I too find journeying a very useful entry-point for re-experiencing and clarifying or progressing dreams. Here is a recent experience...
I had just begun to drum a journey for a client, when it "popped into my head" that this was an opportunity to revisit a dream image that I had seen the night before. The image was of a much-loved relative who had died slowly and distressingly (over a period of 2 years) some 25 years ago.
In the dream he appeared very, very real, joining myself and my "shadow" [a non-visual presence) self in a kind of "lounge" room. I was aware that he was dead and that this was a kind of "visitation" but he did not speak or look at me - in fact he behaved as if "dead" although appearing as he did when healthy and well. It came to me that this was a wonderful opportunity to be with him interactively again, but as my anticipatory joy arose, the dream had dissolved.
I'm sorry I killed you!
So it was that I came to bring his image to mind while drumming. I told him I was sorry that he had died so tragically while still young and with so much to live for. I expected some response but he was still "deadpan" expressionless. This drove me deeper within myself, and to my shock I found myself saying "I'm sorry I killed you!" My rational mind cut in to remind me that this simply was not true, but also remembering that I had indeed actually wanted to kill him - partly to end his suffering [as he had expressly wished] and partly because I could not bear to see him in such an awful "brain-damaged" state.
This latter experience/truth had generated lots of guilt for me around his dying and death. I recalled how I had felt intense "survivor guilt" after his death - hating myself for being alive and able to enjoy life and family, while his life had ended so badly. At the time my mind had kept saying "Why him and not me?" "Why should I be the one to survive? - It's not fair!".
As I looked at his image now, while drumming, I saw the events and truths of that far-distant painful memory (which left me with PTSD symptoms for some years afterwards) laid out clearly before me: I had not really wanted to kill HIM, I had just wanted to kill-off that terrible long-drawn-out nightmarish experience for both of us, and for his wife and children and other family members.
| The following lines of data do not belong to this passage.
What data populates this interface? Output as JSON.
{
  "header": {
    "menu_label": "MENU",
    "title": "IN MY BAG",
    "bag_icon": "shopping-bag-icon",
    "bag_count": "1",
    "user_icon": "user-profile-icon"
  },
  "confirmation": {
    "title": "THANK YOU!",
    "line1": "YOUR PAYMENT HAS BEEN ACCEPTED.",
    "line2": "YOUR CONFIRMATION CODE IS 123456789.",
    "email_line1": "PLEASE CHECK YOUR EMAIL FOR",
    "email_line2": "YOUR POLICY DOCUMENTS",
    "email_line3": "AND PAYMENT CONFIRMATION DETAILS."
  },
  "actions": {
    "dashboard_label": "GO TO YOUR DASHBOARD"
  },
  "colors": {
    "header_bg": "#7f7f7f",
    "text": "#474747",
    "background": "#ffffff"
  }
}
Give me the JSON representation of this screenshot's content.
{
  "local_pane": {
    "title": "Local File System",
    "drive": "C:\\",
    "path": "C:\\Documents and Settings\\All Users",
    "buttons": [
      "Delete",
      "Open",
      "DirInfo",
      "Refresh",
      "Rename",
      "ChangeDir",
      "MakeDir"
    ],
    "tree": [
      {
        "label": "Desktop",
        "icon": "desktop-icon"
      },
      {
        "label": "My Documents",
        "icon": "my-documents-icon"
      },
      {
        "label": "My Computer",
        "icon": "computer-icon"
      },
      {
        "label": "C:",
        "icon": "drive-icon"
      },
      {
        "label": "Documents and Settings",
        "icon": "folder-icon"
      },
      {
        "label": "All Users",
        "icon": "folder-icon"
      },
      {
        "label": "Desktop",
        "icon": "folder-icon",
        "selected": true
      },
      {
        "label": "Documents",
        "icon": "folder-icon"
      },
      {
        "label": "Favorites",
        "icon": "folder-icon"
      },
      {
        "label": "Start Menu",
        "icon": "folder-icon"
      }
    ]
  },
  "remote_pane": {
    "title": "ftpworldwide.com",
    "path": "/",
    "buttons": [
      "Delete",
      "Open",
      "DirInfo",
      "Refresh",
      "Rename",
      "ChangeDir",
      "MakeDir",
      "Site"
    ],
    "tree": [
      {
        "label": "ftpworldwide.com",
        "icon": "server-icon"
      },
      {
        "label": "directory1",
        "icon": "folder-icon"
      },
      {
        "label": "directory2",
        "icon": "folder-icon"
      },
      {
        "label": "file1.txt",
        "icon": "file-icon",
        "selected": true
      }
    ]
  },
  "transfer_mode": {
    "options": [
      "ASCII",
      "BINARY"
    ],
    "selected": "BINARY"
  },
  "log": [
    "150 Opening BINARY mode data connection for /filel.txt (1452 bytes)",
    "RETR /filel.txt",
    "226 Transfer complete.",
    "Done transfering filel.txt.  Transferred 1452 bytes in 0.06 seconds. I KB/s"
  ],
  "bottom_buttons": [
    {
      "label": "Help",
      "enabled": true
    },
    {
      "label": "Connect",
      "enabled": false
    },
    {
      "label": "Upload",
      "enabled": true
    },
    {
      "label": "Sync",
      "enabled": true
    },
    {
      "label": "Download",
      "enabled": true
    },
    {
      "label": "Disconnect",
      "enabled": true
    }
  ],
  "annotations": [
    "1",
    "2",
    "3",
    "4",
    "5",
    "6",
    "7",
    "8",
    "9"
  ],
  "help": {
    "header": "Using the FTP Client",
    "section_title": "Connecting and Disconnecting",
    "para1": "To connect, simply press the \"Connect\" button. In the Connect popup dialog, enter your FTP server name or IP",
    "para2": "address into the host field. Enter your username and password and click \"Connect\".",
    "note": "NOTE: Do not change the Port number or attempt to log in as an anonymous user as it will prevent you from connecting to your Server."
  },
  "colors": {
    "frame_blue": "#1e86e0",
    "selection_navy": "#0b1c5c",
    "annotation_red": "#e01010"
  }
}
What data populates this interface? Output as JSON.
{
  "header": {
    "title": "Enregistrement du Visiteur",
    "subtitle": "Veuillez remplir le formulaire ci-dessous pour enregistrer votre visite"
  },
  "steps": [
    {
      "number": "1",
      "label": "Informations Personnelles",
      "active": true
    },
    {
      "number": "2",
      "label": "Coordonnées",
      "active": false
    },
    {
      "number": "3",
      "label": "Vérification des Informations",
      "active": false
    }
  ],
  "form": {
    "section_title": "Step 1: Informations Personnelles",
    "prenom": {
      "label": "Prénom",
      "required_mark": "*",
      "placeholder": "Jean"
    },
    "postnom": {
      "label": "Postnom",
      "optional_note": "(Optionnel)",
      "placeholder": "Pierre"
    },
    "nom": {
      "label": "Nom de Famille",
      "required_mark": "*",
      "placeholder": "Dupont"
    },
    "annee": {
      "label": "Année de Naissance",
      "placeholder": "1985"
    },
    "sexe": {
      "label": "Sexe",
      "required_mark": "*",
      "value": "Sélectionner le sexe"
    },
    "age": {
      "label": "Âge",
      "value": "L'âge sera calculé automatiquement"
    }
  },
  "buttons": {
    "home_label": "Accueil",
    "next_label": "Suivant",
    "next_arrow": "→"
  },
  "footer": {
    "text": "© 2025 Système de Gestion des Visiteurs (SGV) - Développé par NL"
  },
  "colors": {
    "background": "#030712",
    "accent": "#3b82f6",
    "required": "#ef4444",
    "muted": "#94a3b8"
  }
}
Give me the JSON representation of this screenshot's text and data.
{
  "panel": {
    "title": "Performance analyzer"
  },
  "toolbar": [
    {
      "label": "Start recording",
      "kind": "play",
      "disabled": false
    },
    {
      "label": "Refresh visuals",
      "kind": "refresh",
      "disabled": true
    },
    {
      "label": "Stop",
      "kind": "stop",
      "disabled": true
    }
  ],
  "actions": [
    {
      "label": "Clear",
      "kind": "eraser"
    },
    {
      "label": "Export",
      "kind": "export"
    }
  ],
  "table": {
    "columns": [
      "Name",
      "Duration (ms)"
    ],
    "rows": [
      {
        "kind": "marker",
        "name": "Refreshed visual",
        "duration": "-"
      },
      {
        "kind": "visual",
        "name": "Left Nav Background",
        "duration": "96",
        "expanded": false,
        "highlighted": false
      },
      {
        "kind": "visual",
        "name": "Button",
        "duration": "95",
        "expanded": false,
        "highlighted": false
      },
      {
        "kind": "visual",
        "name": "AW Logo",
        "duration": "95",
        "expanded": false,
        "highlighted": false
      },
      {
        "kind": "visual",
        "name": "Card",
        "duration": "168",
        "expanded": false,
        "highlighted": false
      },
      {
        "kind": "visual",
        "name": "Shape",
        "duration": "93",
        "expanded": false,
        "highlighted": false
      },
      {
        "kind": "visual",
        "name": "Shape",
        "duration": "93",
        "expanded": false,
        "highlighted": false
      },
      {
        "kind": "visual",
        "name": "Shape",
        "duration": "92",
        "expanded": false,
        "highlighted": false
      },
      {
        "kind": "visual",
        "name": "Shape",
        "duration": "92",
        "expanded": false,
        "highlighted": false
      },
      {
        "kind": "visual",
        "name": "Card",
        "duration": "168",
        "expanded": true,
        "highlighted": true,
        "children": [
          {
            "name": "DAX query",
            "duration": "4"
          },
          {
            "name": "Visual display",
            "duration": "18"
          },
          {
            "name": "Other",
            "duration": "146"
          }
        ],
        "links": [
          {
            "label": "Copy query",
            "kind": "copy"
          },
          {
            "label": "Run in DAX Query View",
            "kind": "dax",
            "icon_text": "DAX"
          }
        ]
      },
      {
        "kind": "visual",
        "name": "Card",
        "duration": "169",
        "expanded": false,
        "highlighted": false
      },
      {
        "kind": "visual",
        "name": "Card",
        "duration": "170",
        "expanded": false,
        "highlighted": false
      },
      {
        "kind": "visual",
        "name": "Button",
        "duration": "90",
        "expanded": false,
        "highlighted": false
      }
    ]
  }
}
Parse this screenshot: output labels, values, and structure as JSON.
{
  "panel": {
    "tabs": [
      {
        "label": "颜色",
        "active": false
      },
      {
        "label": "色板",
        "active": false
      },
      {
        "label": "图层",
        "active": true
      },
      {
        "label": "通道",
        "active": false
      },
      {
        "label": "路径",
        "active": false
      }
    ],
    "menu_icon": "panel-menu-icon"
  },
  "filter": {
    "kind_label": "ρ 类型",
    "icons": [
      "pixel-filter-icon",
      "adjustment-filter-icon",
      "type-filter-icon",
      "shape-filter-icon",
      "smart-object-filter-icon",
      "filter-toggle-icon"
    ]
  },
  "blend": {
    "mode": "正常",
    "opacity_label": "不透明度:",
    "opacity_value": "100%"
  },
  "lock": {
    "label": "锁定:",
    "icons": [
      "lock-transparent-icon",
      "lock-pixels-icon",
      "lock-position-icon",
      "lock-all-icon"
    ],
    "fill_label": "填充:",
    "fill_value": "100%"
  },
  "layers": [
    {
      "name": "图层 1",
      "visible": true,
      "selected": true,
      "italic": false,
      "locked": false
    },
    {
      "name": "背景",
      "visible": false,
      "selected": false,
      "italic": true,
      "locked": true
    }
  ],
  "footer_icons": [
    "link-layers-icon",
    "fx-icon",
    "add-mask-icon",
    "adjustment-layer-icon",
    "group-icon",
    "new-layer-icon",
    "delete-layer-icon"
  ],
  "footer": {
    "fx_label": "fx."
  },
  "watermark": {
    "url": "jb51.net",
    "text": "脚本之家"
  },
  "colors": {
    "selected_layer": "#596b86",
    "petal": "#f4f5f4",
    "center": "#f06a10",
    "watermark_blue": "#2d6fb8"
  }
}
The tears flooded down my face. I looked to check that all was OK with the lady I was drumming a journey for - she seemed peaceful and "busy" with her own journey (a very helpful one she told me afterwards!).
Healing, Peace, Renewal
He stepped towards me and hugged me - guilt, regrets and self-hatred fell away from me. I heard my drum sounding the "call-back". I felt a deep sense of peace - lighter in spirit - a very old burden lifted from my shoulders! I slept well that night and awoke next morning to great surges of energy - what I call "the raw life force" - quite lustful really - the "lust for life!". I had to really work on relaxing and becoming a bigger container for a life force so much stronger than I had been used since that terrible time 25 years ago!